Advanced

Training AI Agents

Effective training requires well-designed environments, carefully shaped rewards, curriculum strategies, and proper hyperparameter configuration.

Training Environment Design

  • Parallel environments: Run multiple training instances simultaneously to collect experience faster. ML-Agents supports up to 100+ parallel environments.
  • Domain randomization: Vary environment parameters (colors, sizes, physics) during training so the agent generalizes better.
  • Simplified visuals: Training environments do not need full graphics. Disable shadows, particles, and post-processing to speed up simulation.
  • Time scale: Increase Time.timeScale to accelerate training. Values of 10-20x are common.

Reward Shaping

The reward function is the most critical part of training. A poorly designed reward leads to unintended behaviors (reward hacking).

StrategyDescriptionExample
Sparse rewardsOnly reward on success/failure+1 for reaching goal, -1 for falling
Dense rewardsContinuous feedback signalsSmall reward proportional to distance decrease
Shaping rewardsIntermediate milestonesReward for picking up key, opening door, reaching exit
Penalty signalsDiscourage undesired behaviorSmall negative reward per time step to encourage speed
YAML - ML-Agents Training Configuration
behaviors:
  MyAgent:
    trainer_type: ppo
    hyperparameters:
      batch_size: 1024
      buffer_size: 10240
      learning_rate: 3.0e-4
      beta: 5.0e-3
      epsilon: 0.2
      num_epoch: 3
    network_settings:
      hidden_units: 256
      num_layers: 2
      normalize: true
    reward_signals:
      extrinsic:
        gamma: 0.99
        strength: 1.0
    max_steps: 500000
    time_horizon: 64
    summary_freq: 10000

Curriculum Learning

Curriculum learning starts the agent on easy tasks and gradually increases difficulty. This prevents the agent from getting stuck on tasks that are too hard to solve from random exploration.

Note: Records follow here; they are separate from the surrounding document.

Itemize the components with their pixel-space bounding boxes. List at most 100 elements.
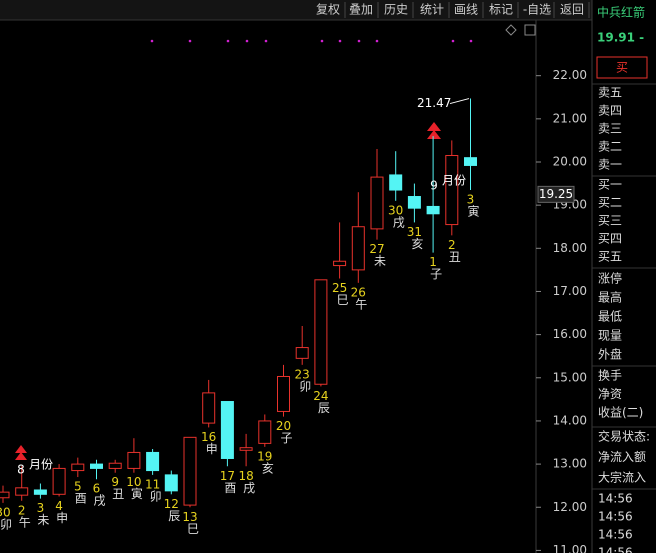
branch-label: 酉	[224, 481, 236, 495]
day-label: 30	[388, 203, 403, 217]
month-mark-num: 9	[430, 179, 438, 193]
panel-label: 最高	[598, 290, 622, 305]
branch-label: 戌	[393, 215, 405, 229]
panel-label: 收益(二)	[598, 406, 643, 420]
panel-label: 最低	[598, 310, 622, 324]
month-mark-num: 8	[17, 463, 25, 477]
day-label: 9	[111, 475, 119, 489]
day-label: 16	[201, 430, 216, 444]
panel-label: 净资	[598, 387, 622, 401]
day-label: 18	[238, 469, 253, 483]
candle-body	[52, 467, 66, 495]
branch-label: 寅	[131, 486, 143, 501]
candle-body	[464, 157, 477, 166]
y-tick-label: 14.00	[553, 413, 587, 427]
month-mark-text: 月份	[29, 458, 53, 472]
day-label: 11	[145, 477, 160, 491]
branch-label: 辰	[318, 401, 330, 415]
buy-button[interactable]: 买	[616, 61, 628, 75]
toolbar-button[interactable]: -自选	[523, 3, 551, 17]
day-label: 12	[164, 497, 179, 511]
y-tick-label: 11.00	[553, 543, 587, 553]
panel-label: 卖四	[598, 104, 622, 118]
panel-label: 大宗流入	[598, 470, 646, 485]
y-tick-label: 18.00	[553, 241, 587, 255]
day-label: 19	[257, 449, 272, 463]
candle-body	[333, 260, 347, 267]
day-label: 3	[37, 501, 45, 515]
branch-label: 未	[374, 254, 386, 268]
icon[interactable]	[505, 24, 517, 36]
branch-label: 卯	[0, 517, 12, 531]
toolbar-button[interactable]: 画线	[454, 3, 478, 17]
branch-label: 戌	[243, 481, 255, 495]
toolbar-button[interactable]: 复权	[316, 3, 340, 17]
buy-button-box[interactable]	[596, 56, 648, 79]
stock-price: 19.91 -	[597, 31, 644, 45]
panel-label: 卖一	[598, 158, 622, 172]
panel-label: 交易状态:	[598, 429, 650, 444]
branch-label: 丑	[449, 250, 461, 264]
candle-body	[71, 463, 85, 472]
day-label: 20	[276, 419, 291, 433]
day-label: 4	[55, 499, 63, 513]
candle-body	[426, 205, 440, 215]
branch-label: 巳	[187, 522, 199, 536]
toolbar-button[interactable]: 叠加	[349, 3, 373, 17]
toolbar-bg	[0, 0, 592, 20]
day-label: 2	[18, 503, 26, 517]
y-tick-label: 12.00	[553, 500, 587, 514]
candle-body	[277, 375, 290, 412]
icon[interactable]	[524, 24, 536, 36]
candle-body	[183, 436, 197, 506]
candle-body	[295, 347, 309, 359]
day-label: 6	[93, 482, 101, 496]
branch-label: 申	[206, 442, 218, 456]
panel-label: 换手	[598, 369, 622, 383]
candle-body	[146, 451, 160, 472]
signal-arrows	[15, 122, 441, 460]
toolbar-button[interactable]: 返回	[560, 3, 584, 17]
last-price-label: 19.25	[539, 187, 573, 201]
y-tick-label: 22.00	[553, 68, 587, 82]
branch-label: 未	[37, 513, 49, 527]
day-label: 1	[429, 255, 437, 269]
y-tick-label: 21.00	[553, 111, 587, 125]
branch-label: 辰	[168, 509, 180, 523]
panel-label: 14:56	[598, 492, 633, 506]
day-label: 31	[407, 225, 422, 239]
candle-body	[0, 491, 10, 499]
branch-label: 亥	[262, 461, 274, 475]
candle-body	[108, 462, 122, 469]
candle-body	[370, 176, 384, 230]
panel-label: 14:56	[598, 528, 633, 542]
high-arrow	[449, 98, 470, 105]
candle-body	[220, 401, 234, 459]
day-label: 23	[295, 367, 310, 381]
candle-body	[33, 489, 47, 495]
panel-label: 现量	[598, 329, 622, 343]
day-label: 3	[467, 193, 475, 207]
toolbar-button[interactable]: 历史	[384, 3, 408, 17]
panel-label: 卖三	[598, 122, 622, 136]
panel-label: 涨停	[598, 271, 622, 286]
day-label: 2	[448, 238, 456, 252]
panel-label: 买五	[598, 250, 622, 264]
candle-body	[407, 196, 421, 209]
branch-label: 巳	[337, 293, 349, 307]
candle-body	[389, 174, 403, 191]
branch-label: 卯	[150, 489, 162, 503]
panel-label: 买四	[598, 232, 622, 246]
stock-name: 中兵红箭	[597, 5, 645, 20]
panel-label: 净流入额	[598, 450, 646, 464]
toolbar-button[interactable]: 统计	[420, 3, 444, 17]
candle-body	[314, 279, 328, 385]
branch-label: 卯	[299, 379, 311, 393]
panel-label: 买一	[598, 178, 622, 192]
branch-label: 酉	[75, 492, 87, 506]
y-tick-label: 17.00	[553, 284, 587, 298]
toolbar-button[interactable]: 标记	[489, 3, 513, 17]
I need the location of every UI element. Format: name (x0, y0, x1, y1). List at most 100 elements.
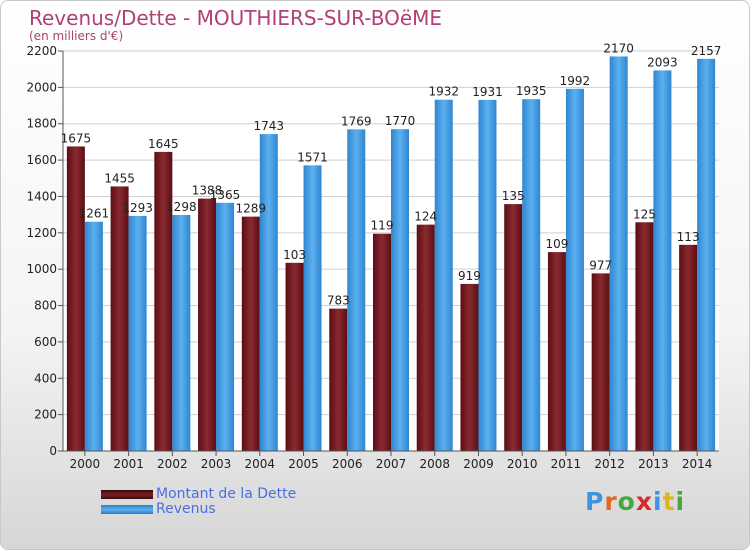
data-label-revenus: 1261 (79, 207, 110, 221)
data-label-dette: 1388 (192, 184, 223, 198)
data-label-revenus: 1769 (341, 114, 372, 128)
data-label-dette: 1645 (148, 137, 179, 151)
bar-dette (635, 222, 654, 451)
y-tick-label: 600 (34, 335, 57, 349)
legend-swatch-revenus (101, 505, 153, 514)
data-label-dette: 1675 (61, 131, 92, 145)
bar-dette (329, 308, 348, 451)
logo-letter: t (662, 487, 676, 516)
x-tick-label: 2013 (638, 457, 669, 471)
bar-dette (285, 262, 304, 451)
data-label-revenus: 1935 (516, 84, 547, 98)
bar-dette (547, 252, 566, 451)
bar-revenus (128, 215, 147, 451)
logo-letter: x (635, 487, 653, 516)
bar-revenus (84, 221, 103, 451)
bar-revenus (522, 99, 541, 451)
data-label-dette: 1455 (104, 171, 135, 185)
x-tick-label: 2012 (594, 457, 625, 471)
x-tick-label: 2003 (201, 457, 232, 471)
bar-dette (154, 151, 173, 451)
data-label-revenus: 2093 (647, 55, 678, 69)
y-tick-label: 2200 (26, 44, 57, 58)
bar-dette (504, 204, 523, 451)
x-tick-label: 2007 (376, 457, 407, 471)
data-label-dette: 1289 (236, 202, 267, 216)
data-label-revenus: 1293 (122, 201, 153, 215)
x-tick-label: 2004 (245, 457, 276, 471)
x-tick-label: 2011 (551, 457, 582, 471)
data-label-revenus: 1770 (385, 114, 416, 128)
legend-swatch-dette (101, 490, 153, 499)
x-tick-label: 2006 (332, 457, 363, 471)
data-label-dette: 103 (283, 248, 306, 262)
logo-letter: i (675, 487, 686, 516)
legend-label-revenus: Revenus (156, 501, 216, 517)
data-label-revenus: 1365 (210, 188, 241, 202)
bar-revenus (347, 129, 366, 451)
y-tick-label: 800 (34, 299, 57, 313)
logo-letter: P (585, 487, 605, 516)
data-label-dette: 919 (458, 269, 481, 283)
bar-revenus (609, 56, 628, 452)
bar-dette (416, 224, 435, 451)
bar-revenus (216, 202, 235, 451)
bar-revenus (259, 134, 278, 451)
y-tick-label: 1600 (26, 153, 57, 167)
y-tick-label: 0 (49, 444, 57, 458)
x-tick-label: 2000 (70, 457, 101, 471)
x-tick-label: 2010 (507, 457, 538, 471)
data-label-revenus: 1571 (297, 150, 328, 164)
bar-revenus (303, 165, 322, 451)
bar-dette (198, 198, 217, 451)
bar-dette (591, 273, 610, 451)
x-tick-label: 2008 (419, 457, 450, 471)
bar-dette (460, 283, 479, 451)
x-tick-label: 2002 (157, 457, 188, 471)
y-tick-label: 1800 (26, 117, 57, 131)
x-tick-label: 2009 (463, 457, 494, 471)
y-tick-label: 1400 (26, 189, 57, 203)
logo-letter: i (653, 487, 663, 516)
data-label-revenus: 1992 (560, 74, 591, 88)
data-label-revenus: 1932 (428, 85, 459, 99)
bar-revenus (478, 99, 497, 451)
x-tick-label: 2001 (113, 457, 144, 471)
y-tick-label: 1000 (26, 262, 57, 276)
chart-title: Revenus/Dette - MOUTHIERS-SUR-BOëME (29, 6, 443, 30)
data-label-dette: 124 (414, 210, 437, 224)
bar-revenus (434, 99, 453, 452)
data-label-revenus: 1298 (166, 200, 197, 214)
bar-revenus (172, 215, 191, 451)
bar-revenus (565, 88, 584, 452)
data-label-dette: 119 (371, 219, 394, 233)
bar-revenus (697, 58, 716, 452)
bar-revenus (653, 70, 672, 452)
proxiti-logo: Proxiti (585, 487, 685, 516)
data-label-dette: 977 (589, 258, 612, 272)
data-label-revenus: 2157 (691, 44, 722, 58)
data-label-dette: 783 (327, 294, 350, 308)
bar-dette (241, 216, 260, 451)
x-tick-label: 2014 (682, 457, 713, 471)
data-label-revenus: 1743 (254, 119, 285, 133)
logo-letter: o (617, 487, 636, 516)
x-tick-label: 2005 (288, 457, 319, 471)
data-label-revenus: 1931 (472, 85, 503, 99)
data-label-dette: 135 (502, 189, 525, 203)
data-label-dette: 125 (633, 207, 656, 221)
bar-dette (66, 146, 85, 452)
bar-dette (373, 233, 391, 451)
bar-revenus (391, 129, 409, 451)
bar-dette (110, 186, 129, 452)
y-tick-label: 2000 (26, 80, 57, 94)
y-tick-label: 1200 (26, 226, 57, 240)
data-label-revenus: 2170 (603, 41, 634, 55)
data-label-dette: 109 (545, 237, 568, 251)
data-label-dette: 113 (677, 230, 700, 244)
y-tick-label: 400 (34, 371, 57, 385)
logo-letter: r (604, 487, 618, 516)
legend-label-dette: Montant de la Dette (156, 486, 297, 502)
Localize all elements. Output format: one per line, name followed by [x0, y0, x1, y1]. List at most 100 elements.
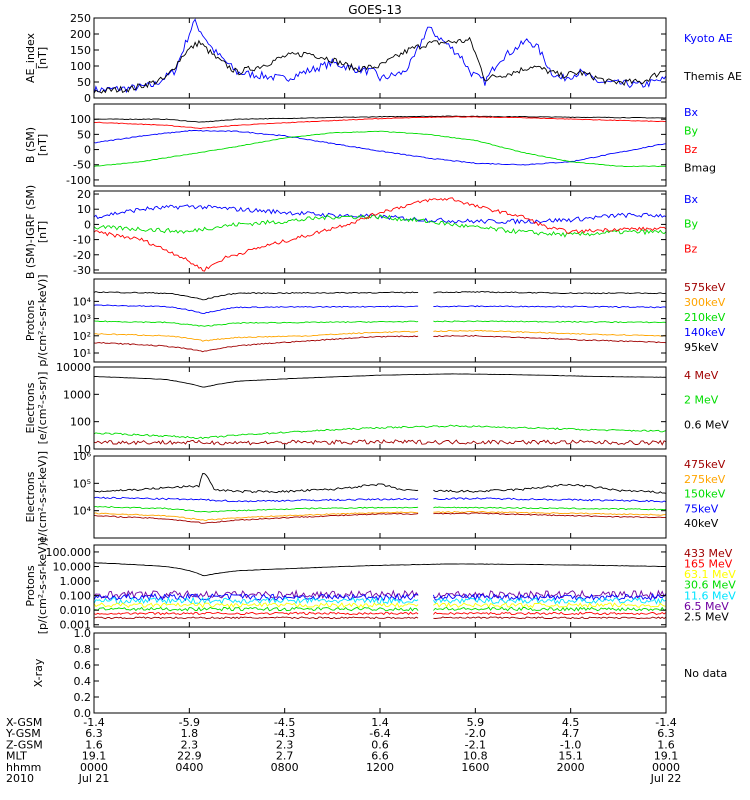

YAML - Curriculum Configuration
environment_parameters:
  wall_height:
    curriculum:
      - name: EasyWalls
        completion_criteria:
          measure: reward
          behavior: MyAgent
          min_lesson_length: 100
          threshold: 0.8
        value: 0.5
      - name: MediumWalls
        completion_criteria:
          measure: reward
          behavior: MyAgent
          min_lesson_length: 100
          threshold: 0.8
        value: 1.5
      - name: HardWalls
        value: 3.0

Monitoring Training

  • TensorBoard: Monitor cumulative reward, episode length, policy loss, and value loss in real-time.
  • Cumulative reward: Should trend upward. Plateaus may indicate learning rate issues or reward function problems.
  • Episode length: Should decrease if the agent is learning to solve tasks more efficiently.
  • Policy entropy: Should decrease over time as the agent becomes more confident in its decisions.
Key takeaway: Successful training depends on good environment design, careful reward shaping, and proper hyperparameter tuning. Use curriculum learning for hard tasks, monitor with TensorBoard, and run parallel environments to speed up training.